State and Storage Model
Fluent architecture keeps one shared state model while supporting heterogeneous execution styles.
Shared trie/state principle
A major architectural objective is that applications from different runtime families compose over one state surface, not isolated per-VM stores.
This is what enables synchronous composability without external state bridges.
Account model compatibility
The tech-book presents a simplified account structure aligned with Ethereum-style fields (address, balance, nonce, code hash, code size).
Current Fluent architecture extends account behavior with ownership/routing metadata concepts to support runtime delegation and compatibility mapping where required.
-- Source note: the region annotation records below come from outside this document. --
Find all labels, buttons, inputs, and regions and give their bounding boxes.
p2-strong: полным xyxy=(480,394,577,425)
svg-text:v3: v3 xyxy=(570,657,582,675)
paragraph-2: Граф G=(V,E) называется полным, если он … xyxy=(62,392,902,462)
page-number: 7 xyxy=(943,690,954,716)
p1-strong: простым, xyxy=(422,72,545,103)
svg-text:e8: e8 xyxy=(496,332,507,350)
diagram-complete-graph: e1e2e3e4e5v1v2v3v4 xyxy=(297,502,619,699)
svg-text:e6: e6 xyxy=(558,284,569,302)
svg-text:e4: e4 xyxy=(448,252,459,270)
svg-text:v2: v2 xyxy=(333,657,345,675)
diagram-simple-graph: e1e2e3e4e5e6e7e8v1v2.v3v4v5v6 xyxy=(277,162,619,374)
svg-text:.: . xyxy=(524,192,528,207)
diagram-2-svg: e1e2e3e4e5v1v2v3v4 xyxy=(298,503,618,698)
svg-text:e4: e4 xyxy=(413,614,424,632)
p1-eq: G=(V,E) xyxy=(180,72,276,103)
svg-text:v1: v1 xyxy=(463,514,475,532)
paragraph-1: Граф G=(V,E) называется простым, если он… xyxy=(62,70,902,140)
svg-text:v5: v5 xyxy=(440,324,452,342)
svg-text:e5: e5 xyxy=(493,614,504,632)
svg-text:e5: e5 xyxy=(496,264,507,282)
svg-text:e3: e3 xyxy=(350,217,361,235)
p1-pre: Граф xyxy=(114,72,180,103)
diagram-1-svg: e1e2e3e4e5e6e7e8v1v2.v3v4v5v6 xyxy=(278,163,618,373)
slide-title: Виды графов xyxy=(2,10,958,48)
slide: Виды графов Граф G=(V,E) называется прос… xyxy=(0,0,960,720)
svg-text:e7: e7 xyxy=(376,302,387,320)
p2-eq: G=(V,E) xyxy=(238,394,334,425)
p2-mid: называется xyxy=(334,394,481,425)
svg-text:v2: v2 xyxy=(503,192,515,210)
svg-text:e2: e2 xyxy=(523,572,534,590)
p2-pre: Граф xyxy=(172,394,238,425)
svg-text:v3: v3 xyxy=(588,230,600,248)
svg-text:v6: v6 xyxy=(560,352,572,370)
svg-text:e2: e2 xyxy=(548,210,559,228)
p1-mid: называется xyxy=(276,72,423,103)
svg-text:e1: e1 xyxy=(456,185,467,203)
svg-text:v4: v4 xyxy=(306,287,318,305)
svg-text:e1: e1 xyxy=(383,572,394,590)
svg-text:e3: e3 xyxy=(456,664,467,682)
Metadata and projected representations
To bridge execution-environment differences, Fluent architecture includes metadata-oriented patterns such as:
- projected/compatibility address handling for non-native formats,
- metadata storage for runtime-specific context,
- ownership-linked metadata policies.
This is an architectural response to format mismatches (address widths, bytecode containers, storage conventions).
Raw vs compatibility views
A recurring design pattern is dual data exposure:
- compatibility-oriented view for mainstream EVM-facing tooling,
- raw/storage-oriented view for infra, proving, indexing, and forensic correctness.
This split appears in RPC and runtime design because storage-level truth and compatibility-level expectations are not always identical for wrapped/runtime-managed accounts.
Why the storage model is host-sensitive
Even though runtime executes business logic, storage correctness is constrained by host/governed commit rules and interruption handling.
So storage architecture is not just “a trie schema”; it is an execution + policy + commit contract.
Practical consequence for builders
Application developers get familiar account interfaces, but protocol/infrastructure developers should remember:
- there are intentional compatibility mappings,
- raw representations can differ,
- proof/indexing systems should choose interfaces based on whether they need compatibility semantics or canonical storage semantics.